Actualités Économie Déclarations contradictoires sur la mévente de l’anacarde en Côte d’Ivoire / Le RHD...

Déclarations contradictoires sur la mévente de l’anacarde en Côte d’Ivoire / Le RHDP dénonce les actions de l’opposition et fait des précisions


Posté par le
Image du site www.unite.ci

unite.ci, Mévente de l'anacarde, Adjoumani « les noix de cajou étaient vendues bord champ entre 25FCFA et 200FCFA quand Soro contrôlait le nord»

La mévente de l’anacarde décriée par les producteurs ont fait l’objet des déclarations successives du groupe parlementaire du PDCI-RDA et de  Guillaume Soro lors de sa tournée à Dabakala.

« Cette  mévente se caractérise par le non-respect des prix fixés mais surtout par la rareté des acheteurs.
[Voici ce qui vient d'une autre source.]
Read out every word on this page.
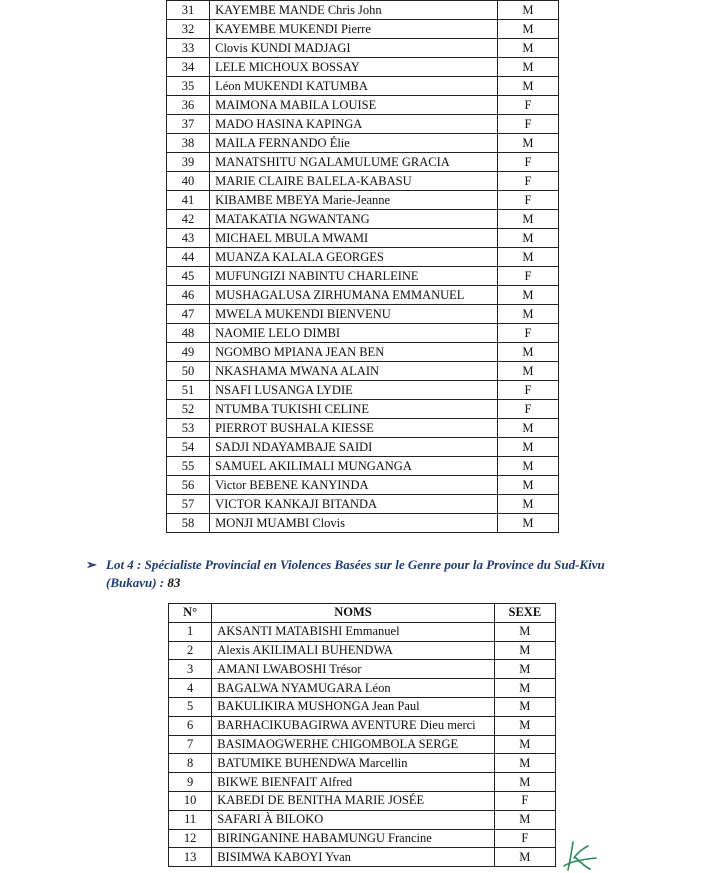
31	KAYEMBE MANDE Chris John	M
32	KAYEMBE MUKENDI Pierre	M
33	Clovis KUNDI MADJAGI	M
34	LELE MICHOUX BOSSAY	M
35	Léon MUKENDI KATUMBA	M
36	MAIMONA MABILA LOUISE	F
37	MADO HASINA KAPINGA	F
38	MAILA FERNANDO Élie	M
39	MANATSHITU NGALAMULUME GRACIA	F
40	MARIE CLAIRE BALELA-KABASU	F
41	KIBAMBE MBEYA Marie-Jeanne	F
42	MATAKATIA NGWANTANG	M
43	MICHAEL MBULA MWAMI	M
44	MUANZA KALALA GEORGES	M
45	MUFUNGIZI NABINTU CHARLEINE	F
46	MUSHAGALUSA ZIRHUMANA EMMANUEL	M
47	MWELA MUKENDI BIENVENU	M
48	NAOMIE LELO DIMBI	F
49	NGOMBO MPIANA JEAN BEN	M
50	NKASHAMA MWANA ALAIN	M
51	NSAFI LUSANGA LYDIE	F
52	NTUMBA TUKISHI CELINE	F
53	PIERROT BUSHALA KIESSE	M
54	SADJI NDAYAMBAJE SAIDI	M
55	SAMUEL AKILIMALI MUNGANGA	M
56	Victor BEBENE KANYINDA	M
57	VICTOR KANKAJI BITANDA	M
58	MONJI MUAMBI Clovis	M
➢ Lot 4 : Spécialiste Provincial en Violences Basées sur le Genre pour la Province du Sud-Kivu
(Bukavu) : 83
N°	NOMS	SEXE
1	AKSANTI MATABISHI Emmanuel	M
2	Alexis AKILIMALI BUHENDWA	M
3	AMANI LWABOSHI Trésor	M
4	BAGALWA NYAMUGARA Léon	M
5	BAKULIKIRA MUSHONGA Jean Paul	M
6	BARHACIKUBAGIRWA AVENTURE Dieu merci	M
7	BASIMAOGWERHE CHIGOMBOLA SERGE	M
8	BATUMIKE BUHENDWA Marcellin	M
9	BIKWE BIENFAIT Alfred	M
10	KABEDI DE BENITHA MARIE JOSÉE	F
11	SAFARI À BILOKO	M
12	BIRINGANINE HABAMUNGU Francine	F
13	BISIMWA KABOYI Yvan	M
Ainsi, malgré la forte paupérisation de nos concitoyens qui vivent de cette culture, aucune mesure sérieuse n’est prise par le Gouvernement pour trouver des solutions durables à cette situation qui perdure depuis la campagne 2018. Plus grave, le prix officiel bord champ de la noix de cajou n’est pas respecté et ce, dans l’indifférence du Gouvernement. …qui garde un silence incompréhensible sur cette grave conjoncture dans la filière », dénonçaient les députés du parti de Bédié avant que l’ex président de l’Assemblée nationale n’enfonce le clou . « L’anacarde devrait être acheté à 500 FCFA voire 1500 FCFA le kilo », a-t-il indiqué samedi dernier lors d’un meeting dans le nord du pays.
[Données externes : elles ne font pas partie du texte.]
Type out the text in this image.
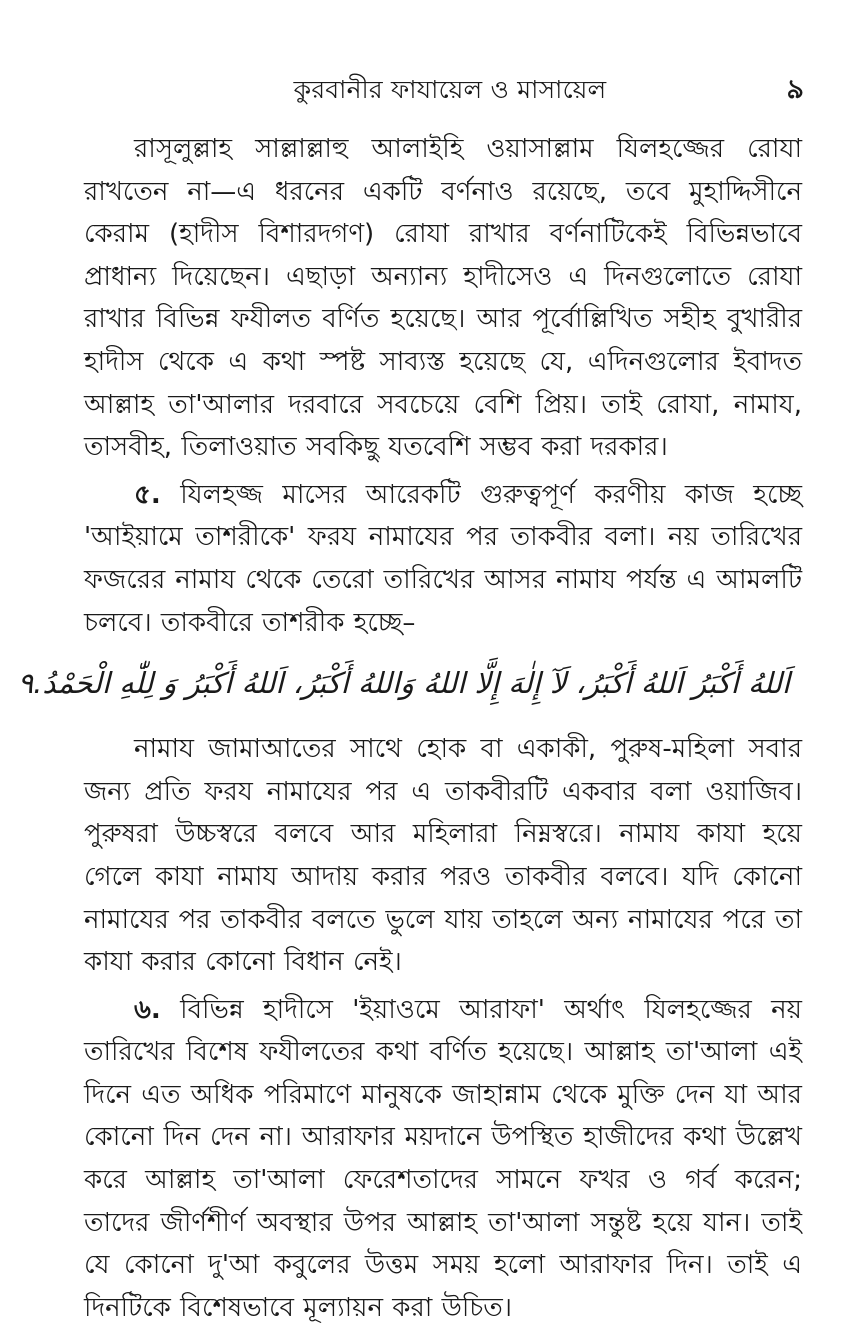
কুরবানীর ফাযায়েল ও মাসায়েল	৯

রাসূলুল্লাহ সাল্লাল্লাহু আলাইহি ওয়াসাল্লাম যিলহজ্জের রোযা রাখতেন না—এ ধরনের একটি বর্ণনাও রয়েছে, তবে মুহাদ্দিসীনে কেরাম (হাদীস বিশারদগণ) রোযা রাখার বর্ণনাটিকেই বিভিন্নভাবে প্রাধান্য দিয়েছেন। এছাড়া অন্যান্য হাদীসেও এ দিনগুলোতে রোযা রাখার বিভিন্ন ফযীলত বর্ণিত হয়েছে। আর পূর্বোল্লিখিত সহীহ বুখারীর হাদীস থেকে এ কথা স্পষ্ট সাব্যস্ত হয়েছে যে, এদিনগুলোর ইবাদত আল্লাহ তা'আলার দরবারে সবচেয়ে বেশি প্রিয়। তাই রোযা, নামায, তাসবীহ, তিলাওয়াত সবকিছু যতবেশি সম্ভব করা দরকার।

৫. যিলহজ্জ মাসের আরেকটি গুরুত্বপূর্ণ করণীয় কাজ হচ্ছে 'আইয়ামে তাশরীকে' ফরয নামাযের পর তাকবীর বলা। নয় তারিখের ফজরের নামায থেকে তেরো তারিখের আসর নামায পর্যন্ত এ আমলটি চলবে। তাকবীরে তাশরীক হচ্ছে–

اَللهُ أَكْبَرُ اَللهُ أَكْبَرُ، لَآ إِلٰهَ إِلَّا اللهُ وَاللهُ أَكْبَرُ، اَللهُ أَكْبَرُ وَ لِلّٰهِ الْحَمْدُ.٩

নামায জামাআতের সাথে হোক বা একাকী, পুরুষ-মহিলা সবার জন্য প্রতি ফরয নামাযের পর এ তাকবীরটি একবার বলা ওয়াজিব। পুরুষরা উচ্চস্বরে বলবে আর মহিলারা নিম্নস্বরে। নামায কাযা হয়ে গেলে কাযা নামায আদায় করার পরও তাকবীর বলবে। যদি কোনো নামাযের পর তাকবীর বলতে ভুলে যায় তাহলে অন্য নামাযের পরে তা কাযা করার কোনো বিধান নেই।

৬. বিভিন্ন হাদীসে 'ইয়াওমে আরাফা' অর্থাৎ যিলহজ্জের নয় তারিখের বিশেষ ফযীলতের কথা বর্ণিত হয়েছে। আল্লাহ তা'আলা এই দিনে এত অধিক পরিমাণে মানুষকে জাহান্নাম থেকে মুক্তি দেন যা আর কোনো দিন দেন না। আরাফার ময়দানে উপস্থিত হাজীদের কথা উল্লেখ করে আল্লাহ তা'আলা ফেরেশতাদের সামনে ফখর ও গর্ব করেন; তাদের জীর্ণশীর্ণ অবস্থার উপর আল্লাহ তা'আলা সন্তুষ্ট হয়ে যান। তাই যে কোনো দু'আ কবুলের উত্তম সময় হলো আরাফার দিন। তাই এ দিনটিকে বিশেষভাবে মূল্যায়ন করা উচিত।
Le RHDP par la voix de son porte-parole, Kobenan Kouassi ADJOUMANI, rappelle que la réforme des filières coton et anacarde intervenue en septembre 2013 a permis à la Côte d’Ivoire de monter rapidement en puissance dans la filière cajou positionnant notre pays comme un acteur majeur de cette filière au plan mondial comme le reconnait d’ailleurs M. Isaac Adi Kouamé. 

Selon le ministre, grâce à cette réforme la Côte d’Ivoire est aujourd’hui premier producteur mondial de noix de cajou.
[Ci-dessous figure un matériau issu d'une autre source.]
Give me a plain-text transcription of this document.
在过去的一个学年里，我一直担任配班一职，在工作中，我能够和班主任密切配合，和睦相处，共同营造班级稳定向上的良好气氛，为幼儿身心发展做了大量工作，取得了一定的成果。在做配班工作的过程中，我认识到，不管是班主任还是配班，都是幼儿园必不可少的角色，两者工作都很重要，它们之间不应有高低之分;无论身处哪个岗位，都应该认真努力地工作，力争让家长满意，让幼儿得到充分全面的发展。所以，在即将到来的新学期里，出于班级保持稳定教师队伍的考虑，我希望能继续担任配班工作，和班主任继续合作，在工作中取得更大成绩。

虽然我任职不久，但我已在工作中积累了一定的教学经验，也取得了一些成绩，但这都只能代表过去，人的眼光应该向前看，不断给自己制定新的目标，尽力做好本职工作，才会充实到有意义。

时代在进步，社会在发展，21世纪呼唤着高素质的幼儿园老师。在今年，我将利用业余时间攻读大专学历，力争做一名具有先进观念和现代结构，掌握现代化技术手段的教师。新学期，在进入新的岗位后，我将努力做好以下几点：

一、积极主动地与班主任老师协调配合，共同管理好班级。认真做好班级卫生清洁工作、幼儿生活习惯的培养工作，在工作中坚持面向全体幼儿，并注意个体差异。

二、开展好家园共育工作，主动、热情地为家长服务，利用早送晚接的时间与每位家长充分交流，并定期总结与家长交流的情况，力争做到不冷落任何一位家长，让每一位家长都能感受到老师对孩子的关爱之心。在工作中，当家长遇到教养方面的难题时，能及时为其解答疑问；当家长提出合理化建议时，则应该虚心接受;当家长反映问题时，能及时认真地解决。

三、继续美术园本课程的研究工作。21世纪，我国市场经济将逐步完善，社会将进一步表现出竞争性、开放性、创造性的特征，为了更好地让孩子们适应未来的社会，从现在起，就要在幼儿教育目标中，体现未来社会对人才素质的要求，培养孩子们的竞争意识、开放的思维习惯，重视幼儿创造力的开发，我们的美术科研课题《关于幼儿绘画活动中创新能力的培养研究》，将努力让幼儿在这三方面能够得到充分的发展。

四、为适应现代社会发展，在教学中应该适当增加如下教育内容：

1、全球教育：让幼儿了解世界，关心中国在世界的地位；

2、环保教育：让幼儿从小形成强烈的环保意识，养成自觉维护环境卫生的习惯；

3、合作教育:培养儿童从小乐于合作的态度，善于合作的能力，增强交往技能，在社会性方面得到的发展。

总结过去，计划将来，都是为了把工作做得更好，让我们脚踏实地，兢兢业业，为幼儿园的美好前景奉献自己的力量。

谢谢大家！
« Cette réforme a permis un bon encadrement et un bon déroulement des campagnes de commercialisations de 2014 à 2018 avec des prix bord champ en augmentation constante d’année en année. Ainsi, les prix bord champs moyens payés aux producteurs sur l’ensemble des campagnes de 2014 à 2018 ont été successivement de : 2014 : 225F/Kg ; 2015 : 275F/Kg ; 2016 : 520F/Kg ; 2017 : 715F/Kg ; 2018 : 516F/Kg », rappelle l’ex cadre du PDCI avant de poursuivre. « Il est bon de rappeler qu’avant la réforme les noix de cajou étaient vendues bord champ entre 25FCFA et 200FCFA le kilogramme, une période où M. Guillaume Kigbafori SORO était Premier Ministre et Chef de la Rébellion contrôlant le nord du pays. »

Selon le RHDP et contrairement aux affirmations de leurs détracteurs, le Gouvernement a bien anticipé sur ces difficultés en : réduisant de 10 à 7% le DUS afin de soutenir les acteurs de la filière. Ainsi le DUS qui était de 89,25 FCFA en 2018 est passé à 50,96 FCFA. Ce qui représente un effort de 14,2 milliards FCFA en faveur des acteurs de la filière ; fixant un prix de la campagne 2019 à 375F ; instruisant le Conseil du Coton et de l’Anacarde de rechercher de nouveaux débouchés et clients. 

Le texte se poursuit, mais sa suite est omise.